THE EUROPEAN Union “will not survive as it is” and will eventually be ripped apart by deep divisions over immigration, multiculturalism and the future of the EU project, a political analyst has warned.
Irreconcilable differences over these issues will provide the catalyst for a major shakeup in Brussels as voters in member states begin to back “anti-migration forces”, Bill Ravotti said. The political commentator, who was a Republican nominee for US Congress in 1996 and 1998, claimed a new political group championed by Italy and supported by groups in Hungary and Poland, would slowly shift the balance of power in the European Parliament and eventually herald a major change. Speaking to Russian state media outlet Sputnik, he said: “In the long run, with such conflicting values and bitter differences between regions, we do not think the EU superstate will survive as it is.

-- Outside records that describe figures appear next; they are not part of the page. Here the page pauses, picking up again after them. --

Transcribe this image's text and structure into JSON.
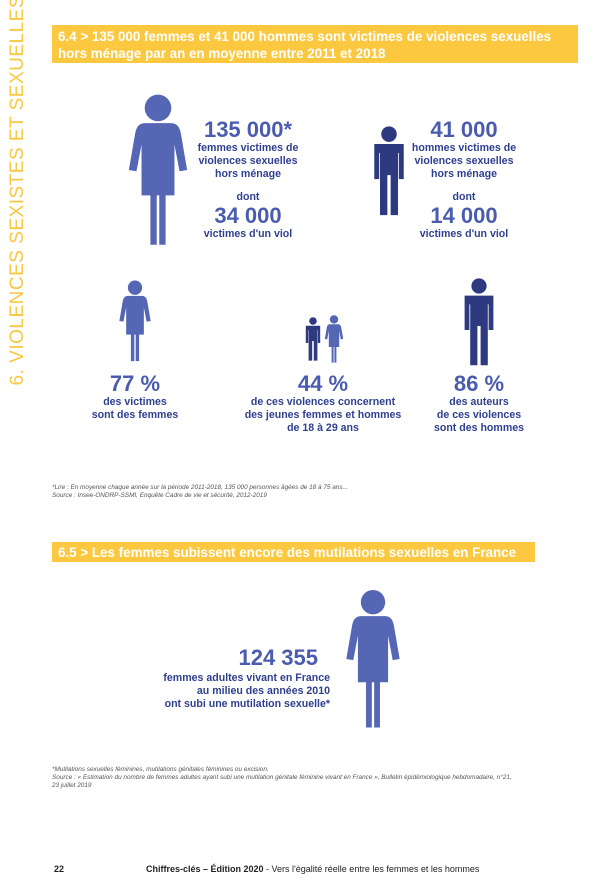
{
  "chapter_title": "6. VIOLENCES SEXISTES ET SEXUELLES",
  "section_64": {
    "banner": "6.4 > 135 000 femmes et 41 000 hommes sont victimes de violences sexuelles hors ménage par an en moyenne entre 2011 et 2018",
    "women": {
      "value": "135 000*",
      "desc_1": "femmes victimes de",
      "desc_2": "violences sexuelles",
      "desc_3": "hors ménage",
      "dont": "dont",
      "rape_value": "34 000",
      "rape_label": "victimes d'un viol"
    },
    "men": {
      "value": "41 000",
      "desc_1": "hommes victimes de",
      "desc_2": "violences sexuelles",
      "desc_3": "hors ménage",
      "dont": "dont",
      "rape_value": "14 000",
      "rape_label": "victimes d'un viol"
    },
    "victims_women": {
      "value": "77 %",
      "line_1": "des victimes",
      "line_2": "sont des femmes"
    },
    "young": {
      "value": "44 %",
      "line_1": "de ces violences concernent",
      "line_2": "des jeunes femmes et hommes",
      "line_3": "de 18 à 29 ans"
    },
    "authors_men": {
      "value": "86 %",
      "line_1": "des auteurs",
      "line_2": "de ces violences",
      "line_3": "sont des hommes"
    },
    "note_1": "*Lire : En moyenne chaque année sur la période 2011-2018, 135 000 personnes âgées de 18 à 75 ans...",
    "note_2": "Source : Insee-ONDRP-SSMI, Enquête Cadre de vie et sécurité, 2012-2019"
  },
  "section_65": {
    "banner": "6.5 > Les femmes subissent encore des mutilations sexuelles en France",
    "value": "124 355",
    "line_1": "femmes adultes vivant en France",
    "line_2": "au milieu des années 2010",
    "line_3": "ont subi une mutilation sexuelle*",
    "note_1": "*Mutilations sexuelles féminines, mutilations génitales féminines ou excision.",
    "note_2": "Source : « Estimation du nombre de femmes adultes ayant subi une mutilation génitale féminine vivant en France », Bulletin épidémiologique hebdomadaire, n°21,",
    "note_3": "23 juillet 2019"
  },
  "footer": {
    "page": "22",
    "title": "Chiffres-clés – Édition 2020",
    "sep": " - ",
    "subtitle": "Vers l'égalité réelle entre les femmes et les hommes"
  },
  "colors": {
    "banner": "#fbc83f",
    "side_title": "#f7c843",
    "woman_icon": "#5466b4",
    "man_icon": "#2e3a80",
    "text": "#3d4f9f"
  },
  "icons": [
    "woman-icon",
    "man-icon"
  ]
}
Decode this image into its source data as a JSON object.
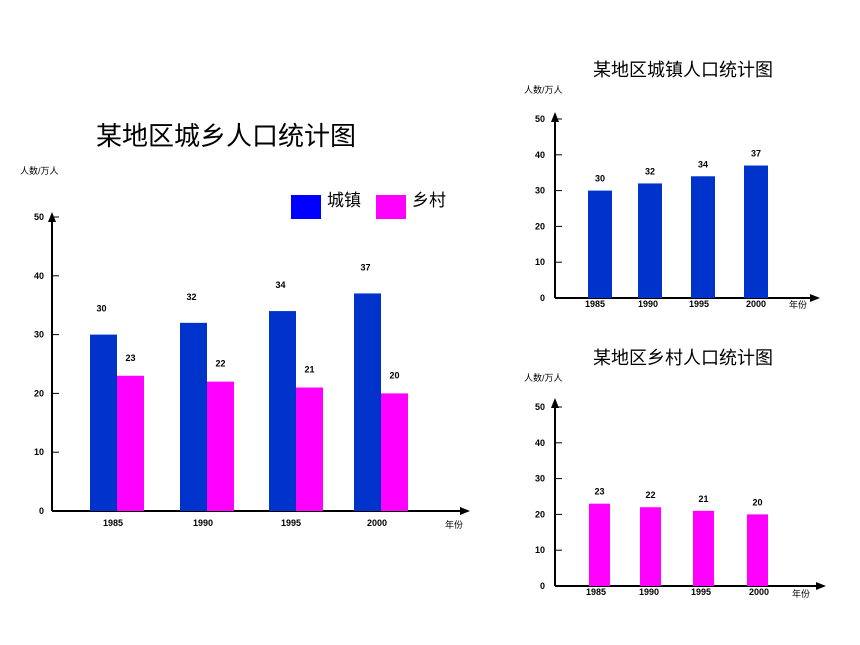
{
  "colors": {
    "urban": "#0033cc",
    "rural": "#ff00ff",
    "legend_urban": "#0000ff",
    "axis": "#000000"
  },
  "chart_data": [
    {
      "id": "main",
      "type": "bar",
      "title": "某地区城乡人口统计图",
      "ylabel": "人数/万人",
      "xlabel": "年份",
      "categories": [
        "1985",
        "1990",
        "1995",
        "2000"
      ],
      "yticks": [
        0,
        10,
        20,
        30,
        40,
        50
      ],
      "ylim": [
        0,
        50
      ],
      "legend": "top-right",
      "series": [
        {
          "name": "城镇",
          "color": "#0033cc",
          "values": [
            30,
            32,
            34,
            37
          ]
        },
        {
          "name": "乡村",
          "color": "#ff00ff",
          "values": [
            23,
            22,
            21,
            20
          ]
        }
      ]
    },
    {
      "id": "urban",
      "type": "bar",
      "title": "某地区城镇人口统计图",
      "ylabel": "人数/万人",
      "xlabel": "年份",
      "categories": [
        "1985",
        "1990",
        "1995",
        "2000"
      ],
      "yticks": [
        0,
        10,
        20,
        30,
        40,
        50
      ],
      "ylim": [
        0,
        50
      ],
      "series": [
        {
          "color": "#0033cc",
          "values": [
            30,
            32,
            34,
            37
          ]
        }
      ]
    },
    {
      "id": "rural",
      "type": "bar",
      "title": "某地区乡村人口统计图",
      "ylabel": "人数/万人",
      "xlabel": "年份",
      "categories": [
        "1985",
        "1990",
        "1995",
        "2000"
      ],
      "yticks": [
        0,
        10,
        20,
        30,
        40,
        50
      ],
      "ylim": [
        0,
        50
      ],
      "series": [
        {
          "color": "#ff00ff",
          "values": [
            23,
            22,
            21,
            20
          ]
        }
      ]
    }
  ]
}
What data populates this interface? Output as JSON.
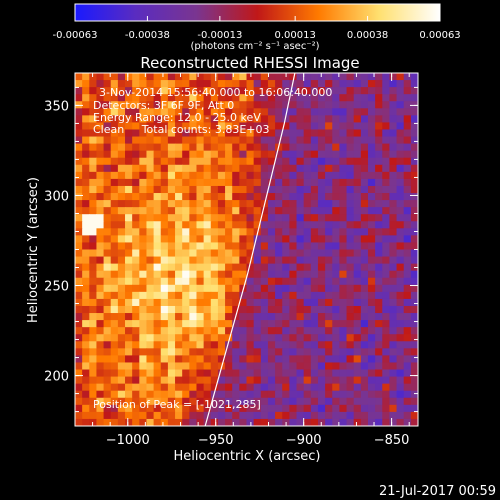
{
  "chart_data": {
    "type": "heatmap",
    "title": "Reconstructed RHESSI Image",
    "xlabel": "Heliocentric X (arcsec)",
    "ylabel": "Heliocentric Y (arcsec)",
    "xlim": [
      -1030,
      -835
    ],
    "ylim": [
      172,
      368
    ],
    "x_ticks": [
      -1000,
      -950,
      -900,
      -850
    ],
    "x_tick_labels": [
      "−1000",
      "−950",
      "−900",
      "−850"
    ],
    "y_ticks": [
      200,
      250,
      300,
      350
    ],
    "y_tick_labels": [
      "200",
      "250",
      "300",
      "350"
    ],
    "colorbar": {
      "min": -0.00063,
      "max": 0.00063,
      "tick_values": [
        -0.00063,
        -0.00038,
        -0.00013,
        0.00013,
        0.00038,
        0.00063
      ],
      "tick_labels": [
        "-0.00063",
        "-0.00038",
        "-0.00013",
        "0.00013",
        "0.00038",
        "0.00063"
      ],
      "unit_label": "(photons cm⁻² s⁻¹ asec⁻²)",
      "colors": [
        "#1a1aff",
        "#5a2cc0",
        "#7a3590",
        "#c01818",
        "#ff7a00",
        "#ffe070",
        "#ffffff"
      ]
    },
    "annotations": {
      "time": "3-Nov-2014 15:56:40.000 to 16:06:40.000",
      "detectors": "Detectors: 3F 6F 9F, Att 0",
      "energy": "Energy Range: 12.0 - 25.0 keV",
      "clean": "Clean     Total counts: 3.83E+03",
      "peak": "Position of Peak = [-1021,285]"
    },
    "peak": {
      "x": -1021,
      "y": 285
    },
    "limb_curve": {
      "x": [
        -956,
        -948,
        -940,
        -932,
        -925,
        -918,
        -911,
        -905
      ],
      "y": [
        172,
        200,
        228,
        256,
        284,
        312,
        340,
        368
      ]
    },
    "grid": false
  },
  "footer": {
    "date": "21-Jul-2017 00:59"
  }
}
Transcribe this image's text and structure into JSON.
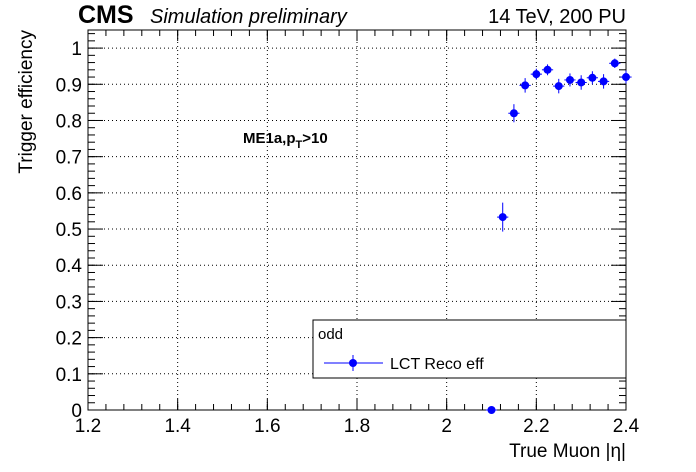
{
  "header": {
    "experiment": "CMS",
    "status": "Simulation preliminary",
    "conditions": "14 TeV, 200 PU"
  },
  "annotation": {
    "base": "ME1a,p",
    "sub": "T",
    "tail": ">10"
  },
  "legend": {
    "title": "odd",
    "entry": "LCT Reco eff"
  },
  "colors": {
    "marker": "#0000ff",
    "axis": "#000000",
    "grid": "#000000"
  },
  "chart_data": {
    "type": "scatter",
    "xlabel": "True Muon |η|",
    "ylabel": "Trigger efficiency",
    "xlim": [
      1.2,
      2.4
    ],
    "ylim": [
      0,
      1.05
    ],
    "xticks": [
      1.2,
      1.4,
      1.6,
      1.8,
      2.0,
      2.2,
      2.4
    ],
    "xtick_labels": [
      "1.2",
      "1.4",
      "1.6",
      "1.8",
      "2",
      "2.2",
      "2.4"
    ],
    "yticks": [
      0,
      0.1,
      0.2,
      0.3,
      0.4,
      0.5,
      0.6,
      0.7,
      0.8,
      0.9,
      1.0
    ],
    "ytick_labels": [
      "0",
      "0.1",
      "0.2",
      "0.3",
      "0.4",
      "0.5",
      "0.6",
      "0.7",
      "0.8",
      "0.9",
      "1"
    ],
    "grid": true,
    "legend_position": "bottom-right",
    "series": [
      {
        "name": "LCT Reco eff",
        "x": [
          2.1,
          2.125,
          2.15,
          2.175,
          2.2,
          2.225,
          2.25,
          2.275,
          2.3,
          2.325,
          2.35,
          2.375,
          2.4
        ],
        "y": [
          0.0,
          0.533,
          0.82,
          0.897,
          0.928,
          0.94,
          0.895,
          0.912,
          0.905,
          0.918,
          0.908,
          0.958,
          0.92
        ],
        "yerr": [
          0.0,
          0.04,
          0.025,
          0.02,
          0.015,
          0.015,
          0.02,
          0.018,
          0.02,
          0.018,
          0.02,
          0.013,
          0.018
        ],
        "xerr": 0.0125
      }
    ]
  }
}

“We have no timetables, but believe the future will consist of smaller, less-intrusive regional alliances that better reflect the values and beliefs of its people.”
Mr Ravotti’s prediction for the future of the EU comes a day after Italian deputy prime minister Matteo Salvini said Italy and Poland should join forces to reshape Europe through a new eurosceptic alliance.
Mr Salvini is hoping to drum up support for the new political bloc to contest the upcoming elections for the European Parliament.
The eurosceptic governments in Rome and Warsaw are both eager to repatriate some EU powers from Brussels to national capitals and hope like-minded parties will do well in the May ballots.
Speaking at a press conference alongside Polish Interior Minister Joachim Brudzinski, Mr Salvini said: "Poland and Italy will be part of the new spring of Europe, the renaissance of European values.”